I wonder if it is even possible to develop a set of valid criteria to rate residency programs. Every one I can think of is open to question. Let's take a look at some of them.
Reputation is an unavoidable component in any rating system. Unfortunately, it is rarely based on personal knowledge of any program because there is no way for anyone not directly involved with a program to assess its quality. Reputation is built on history, but all programs have turnover of chairs and faculty. Just as in sports, maintaining a dynasty over many years can sometimes be difficult. Deciding how much weight should be given to reputation is also problematic.
The schools that residents come from might be indicative of a program's quality, but university-based residencies tend to attract applicants from better medical schools. The other issue is who is to say which schools are the best?
Faculty and resident research is easy to measure but may be irrelevant when trying to answer the question of which programs produce the best clinical surgeons. Since professors tend to move from place to place, the current faculty may not be around for the entire 5 years of a surgery resident's training.
The number of residents who obtain subspecialty fellowships and where those fellowships are might be worthwhile, but would penalize programs that attract candidates who may be exceptional but are happy to become mere general surgeons.

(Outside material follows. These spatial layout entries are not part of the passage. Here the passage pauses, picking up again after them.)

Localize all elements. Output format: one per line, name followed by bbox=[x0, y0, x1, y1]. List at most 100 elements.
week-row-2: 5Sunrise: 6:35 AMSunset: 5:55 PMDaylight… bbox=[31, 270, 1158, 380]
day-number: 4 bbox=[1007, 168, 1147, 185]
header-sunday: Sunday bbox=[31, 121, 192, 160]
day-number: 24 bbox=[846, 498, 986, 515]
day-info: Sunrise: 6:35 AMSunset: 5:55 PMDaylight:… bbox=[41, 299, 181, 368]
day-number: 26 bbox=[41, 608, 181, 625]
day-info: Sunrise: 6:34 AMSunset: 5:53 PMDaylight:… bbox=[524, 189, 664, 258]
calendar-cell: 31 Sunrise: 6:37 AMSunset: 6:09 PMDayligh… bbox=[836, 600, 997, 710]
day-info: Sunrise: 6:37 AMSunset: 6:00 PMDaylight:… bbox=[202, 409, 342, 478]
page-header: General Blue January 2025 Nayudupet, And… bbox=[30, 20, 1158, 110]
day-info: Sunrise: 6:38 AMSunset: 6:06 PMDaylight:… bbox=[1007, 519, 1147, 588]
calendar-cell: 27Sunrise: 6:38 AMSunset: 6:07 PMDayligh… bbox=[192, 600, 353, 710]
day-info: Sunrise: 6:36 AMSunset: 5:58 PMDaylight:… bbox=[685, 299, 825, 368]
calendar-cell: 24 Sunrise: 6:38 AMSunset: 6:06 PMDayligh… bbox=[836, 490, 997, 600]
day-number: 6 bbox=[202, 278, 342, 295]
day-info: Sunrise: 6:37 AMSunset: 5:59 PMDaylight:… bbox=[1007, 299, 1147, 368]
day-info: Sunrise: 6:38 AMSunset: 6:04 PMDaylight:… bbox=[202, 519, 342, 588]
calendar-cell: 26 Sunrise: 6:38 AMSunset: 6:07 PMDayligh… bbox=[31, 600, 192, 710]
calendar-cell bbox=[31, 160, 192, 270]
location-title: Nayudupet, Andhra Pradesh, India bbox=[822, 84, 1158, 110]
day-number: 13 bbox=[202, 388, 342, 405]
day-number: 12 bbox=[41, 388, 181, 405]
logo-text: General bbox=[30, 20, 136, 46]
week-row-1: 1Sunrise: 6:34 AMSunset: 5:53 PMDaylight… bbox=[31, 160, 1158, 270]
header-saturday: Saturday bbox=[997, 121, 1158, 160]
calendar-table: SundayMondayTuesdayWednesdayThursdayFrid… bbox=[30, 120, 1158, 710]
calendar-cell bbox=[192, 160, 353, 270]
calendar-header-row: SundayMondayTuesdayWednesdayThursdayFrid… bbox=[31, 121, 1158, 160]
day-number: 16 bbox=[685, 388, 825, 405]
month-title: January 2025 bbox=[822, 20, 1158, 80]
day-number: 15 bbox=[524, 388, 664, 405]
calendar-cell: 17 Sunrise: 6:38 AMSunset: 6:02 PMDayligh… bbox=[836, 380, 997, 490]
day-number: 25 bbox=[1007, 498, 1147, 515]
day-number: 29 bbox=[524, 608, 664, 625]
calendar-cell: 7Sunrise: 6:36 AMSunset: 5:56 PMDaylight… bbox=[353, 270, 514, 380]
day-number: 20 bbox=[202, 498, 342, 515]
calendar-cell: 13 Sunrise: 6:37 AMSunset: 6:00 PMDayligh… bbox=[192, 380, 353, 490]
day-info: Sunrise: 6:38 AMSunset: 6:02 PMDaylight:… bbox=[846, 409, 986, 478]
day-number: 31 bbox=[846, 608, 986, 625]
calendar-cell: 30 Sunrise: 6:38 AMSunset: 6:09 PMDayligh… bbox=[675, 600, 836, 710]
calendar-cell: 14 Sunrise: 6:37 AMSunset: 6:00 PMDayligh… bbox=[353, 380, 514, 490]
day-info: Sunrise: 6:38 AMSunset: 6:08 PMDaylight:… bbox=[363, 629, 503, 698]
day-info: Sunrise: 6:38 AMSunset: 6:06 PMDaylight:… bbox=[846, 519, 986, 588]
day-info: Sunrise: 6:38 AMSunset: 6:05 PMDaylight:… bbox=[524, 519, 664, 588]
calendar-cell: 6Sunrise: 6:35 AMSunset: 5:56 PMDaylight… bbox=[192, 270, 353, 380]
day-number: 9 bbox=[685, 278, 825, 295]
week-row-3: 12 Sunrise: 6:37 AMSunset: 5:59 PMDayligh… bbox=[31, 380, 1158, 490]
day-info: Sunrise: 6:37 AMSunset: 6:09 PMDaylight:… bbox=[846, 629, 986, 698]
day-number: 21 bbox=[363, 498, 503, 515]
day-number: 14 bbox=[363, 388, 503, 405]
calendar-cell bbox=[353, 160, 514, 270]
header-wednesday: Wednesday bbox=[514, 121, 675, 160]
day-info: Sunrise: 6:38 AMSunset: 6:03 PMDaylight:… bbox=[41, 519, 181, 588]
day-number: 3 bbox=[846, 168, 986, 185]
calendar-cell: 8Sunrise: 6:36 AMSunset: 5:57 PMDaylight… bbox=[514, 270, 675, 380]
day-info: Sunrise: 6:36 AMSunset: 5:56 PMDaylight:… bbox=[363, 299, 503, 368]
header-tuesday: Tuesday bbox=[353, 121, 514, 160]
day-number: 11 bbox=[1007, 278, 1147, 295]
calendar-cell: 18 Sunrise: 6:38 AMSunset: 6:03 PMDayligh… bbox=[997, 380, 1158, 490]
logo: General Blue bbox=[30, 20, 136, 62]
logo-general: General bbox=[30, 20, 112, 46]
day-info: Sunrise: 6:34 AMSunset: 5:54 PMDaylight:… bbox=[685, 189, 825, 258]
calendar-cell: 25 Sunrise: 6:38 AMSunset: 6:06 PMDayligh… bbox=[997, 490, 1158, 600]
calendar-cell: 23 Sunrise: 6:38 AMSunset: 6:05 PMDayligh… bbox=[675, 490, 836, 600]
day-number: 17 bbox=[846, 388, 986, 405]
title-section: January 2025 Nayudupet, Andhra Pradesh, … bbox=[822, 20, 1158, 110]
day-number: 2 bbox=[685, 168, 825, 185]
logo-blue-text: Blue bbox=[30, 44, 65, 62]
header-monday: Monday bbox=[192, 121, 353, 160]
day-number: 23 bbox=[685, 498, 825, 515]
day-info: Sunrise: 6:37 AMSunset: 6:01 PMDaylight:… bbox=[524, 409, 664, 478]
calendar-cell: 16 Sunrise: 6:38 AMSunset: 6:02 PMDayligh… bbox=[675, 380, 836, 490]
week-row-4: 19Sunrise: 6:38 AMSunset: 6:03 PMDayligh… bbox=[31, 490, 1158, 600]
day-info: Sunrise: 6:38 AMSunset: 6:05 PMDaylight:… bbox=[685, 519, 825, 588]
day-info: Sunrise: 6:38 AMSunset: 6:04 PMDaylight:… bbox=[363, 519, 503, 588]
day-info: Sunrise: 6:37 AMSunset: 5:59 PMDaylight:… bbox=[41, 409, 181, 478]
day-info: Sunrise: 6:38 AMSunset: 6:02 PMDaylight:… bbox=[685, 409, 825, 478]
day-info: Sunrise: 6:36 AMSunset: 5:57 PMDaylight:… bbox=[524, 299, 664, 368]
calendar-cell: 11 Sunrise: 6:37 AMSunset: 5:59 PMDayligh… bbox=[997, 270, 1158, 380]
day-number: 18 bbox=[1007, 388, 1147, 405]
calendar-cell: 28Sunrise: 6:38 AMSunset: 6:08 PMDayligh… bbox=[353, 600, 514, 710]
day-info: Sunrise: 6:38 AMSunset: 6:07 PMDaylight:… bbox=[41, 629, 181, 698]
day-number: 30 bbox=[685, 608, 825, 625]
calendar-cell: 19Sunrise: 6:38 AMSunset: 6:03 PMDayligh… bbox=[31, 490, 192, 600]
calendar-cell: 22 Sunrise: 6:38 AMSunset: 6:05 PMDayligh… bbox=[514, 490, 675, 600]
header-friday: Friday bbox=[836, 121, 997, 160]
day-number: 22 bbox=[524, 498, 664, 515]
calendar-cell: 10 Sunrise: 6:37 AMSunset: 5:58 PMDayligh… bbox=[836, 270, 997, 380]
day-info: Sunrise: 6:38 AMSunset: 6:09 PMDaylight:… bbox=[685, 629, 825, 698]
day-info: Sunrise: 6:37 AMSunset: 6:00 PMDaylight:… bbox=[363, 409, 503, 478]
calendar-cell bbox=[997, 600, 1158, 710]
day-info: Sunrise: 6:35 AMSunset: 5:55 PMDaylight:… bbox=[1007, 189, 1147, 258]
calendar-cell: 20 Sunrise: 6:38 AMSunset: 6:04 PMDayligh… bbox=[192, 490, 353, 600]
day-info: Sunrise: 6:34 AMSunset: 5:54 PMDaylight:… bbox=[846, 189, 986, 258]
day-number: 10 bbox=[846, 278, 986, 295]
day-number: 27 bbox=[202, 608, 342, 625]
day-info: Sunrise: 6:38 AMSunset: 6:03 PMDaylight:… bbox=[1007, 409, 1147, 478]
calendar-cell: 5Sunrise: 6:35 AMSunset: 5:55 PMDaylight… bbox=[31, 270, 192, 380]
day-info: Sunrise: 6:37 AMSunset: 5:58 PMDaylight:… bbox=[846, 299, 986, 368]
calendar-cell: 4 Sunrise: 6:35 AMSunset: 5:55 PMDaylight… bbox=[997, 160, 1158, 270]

Resident case loads including volume and breadth of experience would be very useful. However, these numbers have to be self-reported by programs. Self-reported data are often unreliable. Here are some examples why.
For several years, M.D. Anderson has been number one on the list of cancer hospitals as compiled by US News. It turns out that for 7 of those years, the hospital was counting all patients who were admitted through its emergency department as transfers and therefore not included in mortality figures. This resulted in the exclusion of 40% of M.D. Anderson's admissions, many of whom were likely the sickest patients.
The number and types of cases done by residents in a program have always been self-reported. The Residency Review Committee for Surgery and The American Board of Surgery have no way of independently verifying the number of cases done by residents, the level of resident participation in any specific case, or whether the minimum numbers for certain complex cases have truly been met.
So where does that leave us?
I'm not sure. I am interested in hearing what you have to say about how residency programs can be ranked.